= Integrity Inventory =

The Integrity Inventory (stylized as I^{2}), is a nationally normed entry-level personnel selection tool that incorporates employment integrity testing. It was developed by industrial organizational psychologist Mark Tawney, Ph.D., Principal and Vice President of IOS, Inc., or Industrial/Organizational Solutions Inc, referred to as IOS in the 2009 United States Supreme Court case, Ricci v. DeStefano. In the United States, vocations within the public safety sector, (i.e., firefighter, sheriff and police officer, correctional officer, emergency medical services including emergency medical technician); and employment in for-profit retail and wholesale business, and nonprofit sectors often require Industrial and Organizational Psychology employment testing, for initial employment and advancement throughout the ranks.

==Overview==
The Integrity Inventory, when used as a pre-employment screening tool, predicts individuals’ likelihood of engaging in Counterproductive work behaviors including assessing: ethics and moral character, work attitudes, theft attitudes, potential for substance abuse (i.e., alcohol or drug use), emotional stability, turnover intentions, and/or behaviors that are hazardous and place the civilian population and coworkers at heightened risks.

Qualified individuals with a reduced risk of such counterproductive workplace behaviors are selected for employment, leading to a more productive workforce.

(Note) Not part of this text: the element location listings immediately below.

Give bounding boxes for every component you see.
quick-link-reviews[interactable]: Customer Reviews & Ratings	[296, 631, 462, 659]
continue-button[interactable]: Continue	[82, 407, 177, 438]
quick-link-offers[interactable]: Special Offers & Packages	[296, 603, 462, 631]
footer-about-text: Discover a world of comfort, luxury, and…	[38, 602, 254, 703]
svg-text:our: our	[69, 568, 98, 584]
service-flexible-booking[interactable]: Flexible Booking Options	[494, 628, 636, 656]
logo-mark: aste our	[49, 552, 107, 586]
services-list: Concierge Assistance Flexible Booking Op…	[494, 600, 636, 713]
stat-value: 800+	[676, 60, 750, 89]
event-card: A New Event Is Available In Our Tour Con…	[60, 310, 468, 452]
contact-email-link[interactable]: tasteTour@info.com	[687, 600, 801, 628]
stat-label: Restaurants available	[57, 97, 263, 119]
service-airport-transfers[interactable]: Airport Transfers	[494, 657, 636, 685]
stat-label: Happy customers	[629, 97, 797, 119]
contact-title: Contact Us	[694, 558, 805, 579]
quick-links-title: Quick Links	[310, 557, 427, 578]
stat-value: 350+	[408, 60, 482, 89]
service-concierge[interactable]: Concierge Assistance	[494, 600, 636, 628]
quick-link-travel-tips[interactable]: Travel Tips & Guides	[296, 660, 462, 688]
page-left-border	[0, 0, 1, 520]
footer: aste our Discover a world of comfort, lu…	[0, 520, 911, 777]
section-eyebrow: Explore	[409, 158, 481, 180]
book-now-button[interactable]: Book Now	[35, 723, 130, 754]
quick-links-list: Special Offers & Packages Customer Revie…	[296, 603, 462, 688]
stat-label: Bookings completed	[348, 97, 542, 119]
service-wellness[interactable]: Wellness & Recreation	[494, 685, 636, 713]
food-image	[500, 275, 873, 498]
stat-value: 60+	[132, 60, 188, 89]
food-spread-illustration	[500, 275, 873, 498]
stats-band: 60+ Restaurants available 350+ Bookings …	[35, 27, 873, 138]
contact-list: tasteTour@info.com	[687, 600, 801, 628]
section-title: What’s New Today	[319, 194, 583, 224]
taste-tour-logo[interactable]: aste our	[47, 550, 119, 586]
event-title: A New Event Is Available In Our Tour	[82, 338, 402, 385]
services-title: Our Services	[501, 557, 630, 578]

Counterproductive workplace behaviors lead to real financial losses for business; in the public safety and private sector, such behaviors are hazardous and place the civilian population and coworkers at heightened risk. As such, the prediction of counterproductive workplace behaviors constitutes a business necessity as outlined in the U.S. Equal Employment Opportunity Commission’s Uniform Guidelines on Employee Selection Procedures. Psychological testing is a standard and growing practice for human resources departments throughout the United States who seek high integrity employees.

This exam has the sensitivity needed to accurately assess the individuals that will be charged with protecting our lives, families, property, and businesses. The Integrity Inventory displays no adverse impact against protected classes and allows you to select and rank-order candidates most likely to succeed based on their integrity and honesty.